Originally Posted by CincinnatiWestern:
Sorry for the confusion, Chicago Western. The 3.0's msrp is $100.00 more than the 2.0's msrp. The $5.00 difference between the two comes from the 2.0 selling at its original msrp plus $15.00 shipping while the 3.0 is being discounted (for preorders) by $80.00 with free shipping included. thus a total difference of $5.00 more for the new 3.0.
 
BTW, it is a steam loco. Ididn't realize MYH's wireless drawbar is problematic and a consideration. I haven't heardthat Lionel's LionChief Plus steamers have problems with their wireless drawbars and had no idea MTH's were not also problem free.
 
(Also, no possibility of the 2.0 being discounted.)
"What possible engine is there that ten years later costs $5 more? MTH raises price regularly and over 10 years there should be a significant MSRP to MSRP difference...I would see about a better price on the PS2 version, recalculate the cost of the new one as I have a feeling it's not $5, and attempt to not have to deal with MTH's wonderful warranty."

 

Last edited by ogaugeguy

PS3 soundfiles are a heck of a lot better than PS2...the thread with the new PS3 SD45T-2 the owner says the sound rivals his Lionel Legacy diesels!

 

PS3 has better DCS signal processors.

 

PS3 has no polarity issues when used in the 2 rail environment

 

Can swap soundfiles in a PS3 engine without worrying about locomotive speed/ gearing issues.  

 

And my favorite is some of the ASC's cry about PS3 boards not being repairable....good then go do something else.  

 Ididn't realize MYH's wireless drawbar is problematic and a consideration.
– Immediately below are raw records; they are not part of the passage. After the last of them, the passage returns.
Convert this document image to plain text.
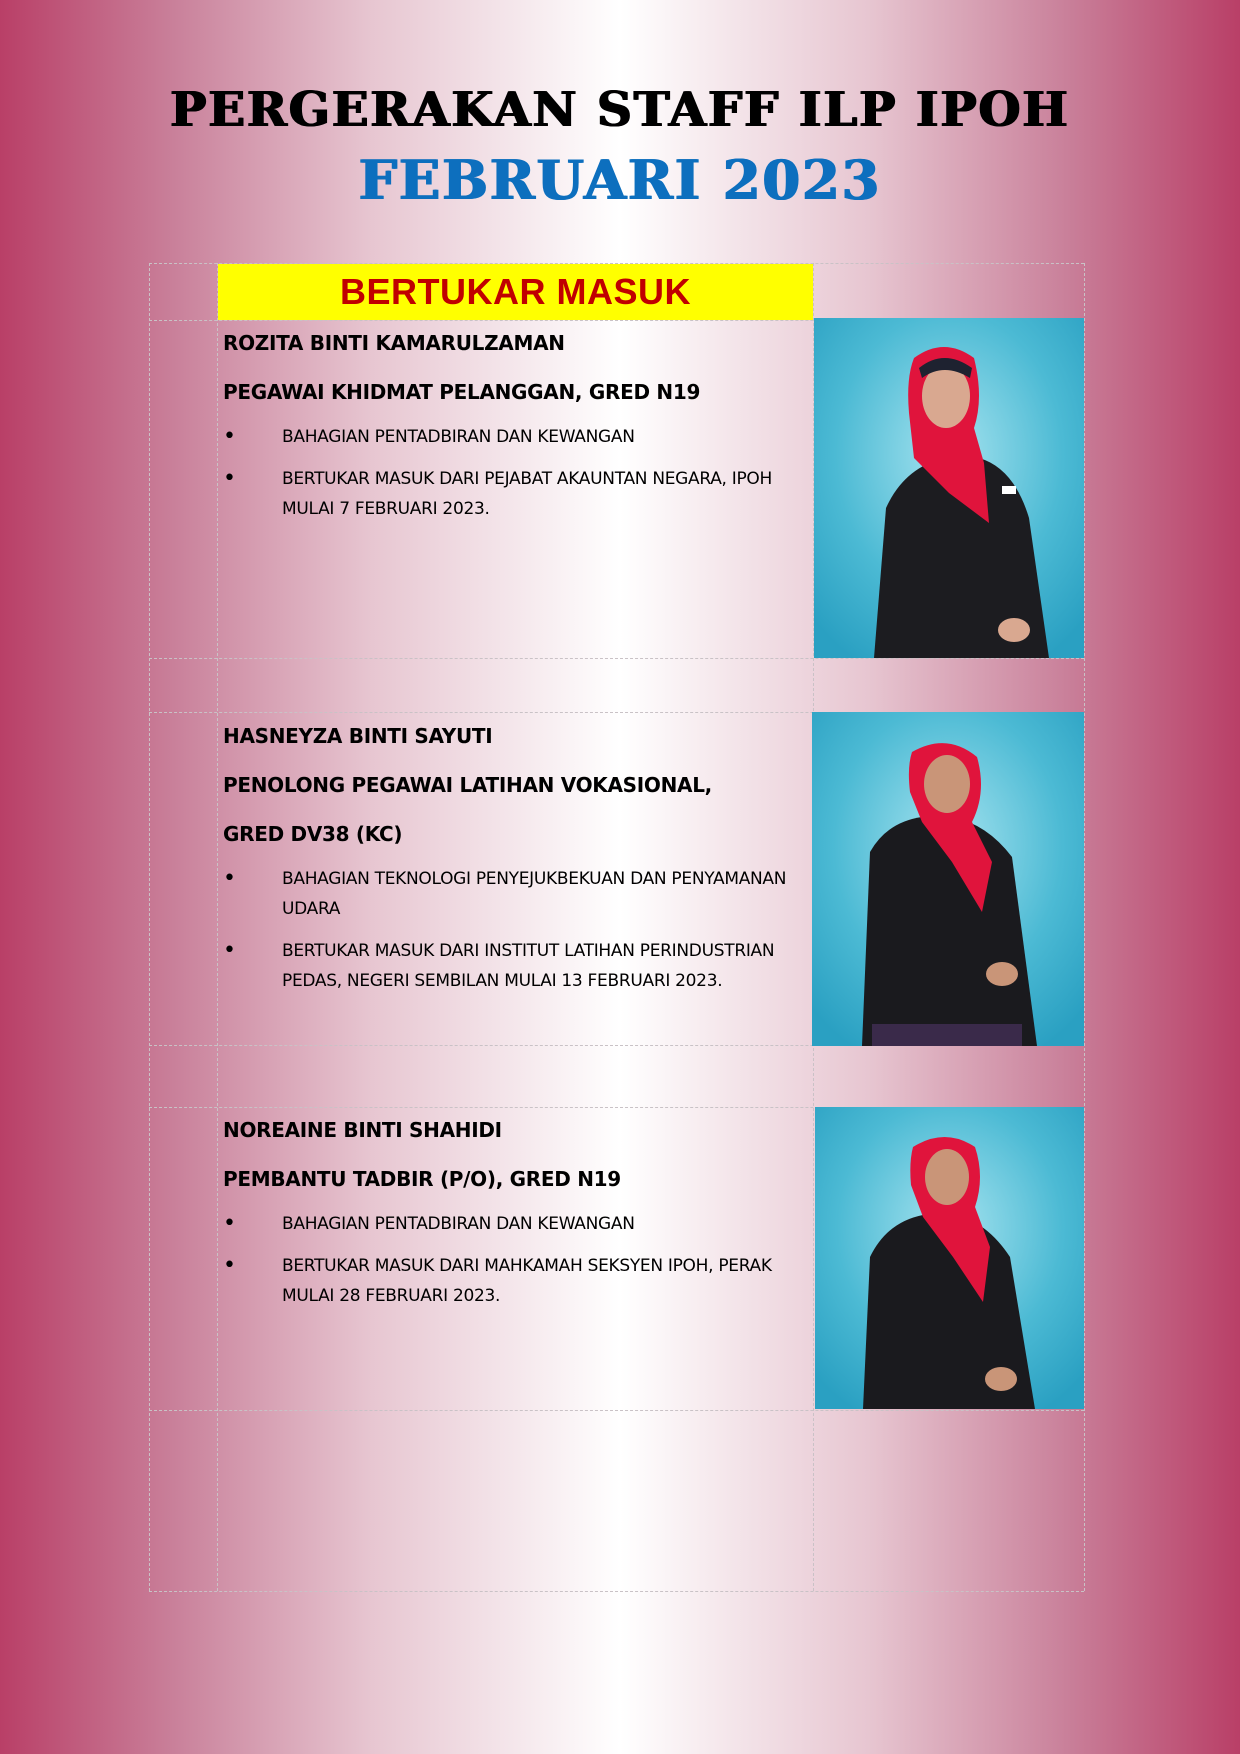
PERGERAKAN STAFF ILP IPOH
FEBRUARI 2023
BERTUKAR MASUK
ROZITA BINTI KAMARULZAMAN
PEGAWAI KHIDMAT PELANGGAN, GRED N19
• BAHAGIAN PENTADBIRAN DAN KEWANGAN
• BERTUKAR MASUK DARI PEJABAT AKAUNTAN NEGARA, IPOH MULAI 7 FEBRUARI 2023.
HASNEYZA BINTI SAYUTI
PENOLONG PEGAWAI LATIHAN VOKASIONAL,
GRED DV38 (KC)
• BAHAGIAN TEKNOLOGI PENYEJUKBEKUAN DAN PENYAMANAN UDARA
• BERTUKAR MASUK DARI INSTITUT LATIHAN PERINDUSTRIAN PEDAS, NEGERI SEMBILAN MULAI 13 FEBRUARI 2023.
NOREAINE BINTI SHAHIDI
PEMBANTU TADBIR (P/O), GRED N19
• BAHAGIAN PENTADBIRAN DAN KEWANGAN
• BERTUKAR MASUK DARI MAHKAMAH SEKSYEN IPOH, PERAK MULAI 28 FEBRUARI 2023.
IMO, the so-called "problem" is most often that the operator doesn't seat the drawbar firmly in the tender's socket.

 

I own 7 PS3 steamers, Premier and Rail King Imperial, and all but 1 are completely problem-free, tender drawbars included. The lone drawbar issue that I have is due to my heavy-handedness in slightly splitting a tender drawbar socket when improperly connecting the drawbar.

 

I should just replace the socket, however, if I'm careful to firmly seat the drawbar, it does stay connected.

 

I really like the wireless drawbar, particularly because it allows for the Premier steamers  to have a tender deck plate. This, along with the uncluttered look of the wireless drawbar, make it a real plus for me.

 

I really think the drawbar gets a bad rap from some who improperly connect it.

I would not pay MSRP unless the market had it above MSRP.  Having said that, in my opinion, the construction of the older engine are better then the newer stuff.

 

Thicker metal, better construction and wiring, etc...

 

Granted there may me more detail with newer, but manufacturing has changed over time, and cost saving initiatives have kick in.  Korean made stuff in the 97-2005 to 6 time frame is very well made stuff.  Brass brackets, copper wire, quality built in.

 

The other caveat is I would not purchase a PS-2 5V engine unless you had a significant discount for board replacement.  G

Originally Posted by Barry Broskowitz:

 Ididn't realize MYH's wireless drawbar is problematic and a consideration.

IMO, the so-called "problem" is most often that the operator doesn't seat the drawbar firmly in the tender's socket.

 

I really think the drawbar gets a bad rap from some who improperly connect it.

Not always the case though   Some of us are as careful as is possible.  Maybe my PS3 Christmas Engine has a tougher 'setup' than other steamers.  Besides, my also comes apart at the engine connection and that ain't easy to get to at all - I've gone as far as leaving the engineer's seat off.  I finally tied it in place.

 

My drawbar was cracked - I don't think I did that.

 

I agree - the look is a thousand times better though.

 

- walt

Last edited by walt rapp
Originally Posted by J Daddy:
 
It has the ni-cad 2,4 volt battery.
BTW, some posters claim the new China manufactured MTH steam engines aren't made with as robust materials and motors are those Korean made locos of ten years ago.
For those who've worked on both MTH Korean made steamers as well as today's Chinese manufactured ones, have you found such statements to be factual based on your repair experience of both Korean and Chinese made MTH steam locomotives?. Also, concerning claims that those older 2.0 locomotives have louder volume levels than the 3.0s made today, have you found any basis in fact for those claims?

Does it have a 3 volt or 5 volt board?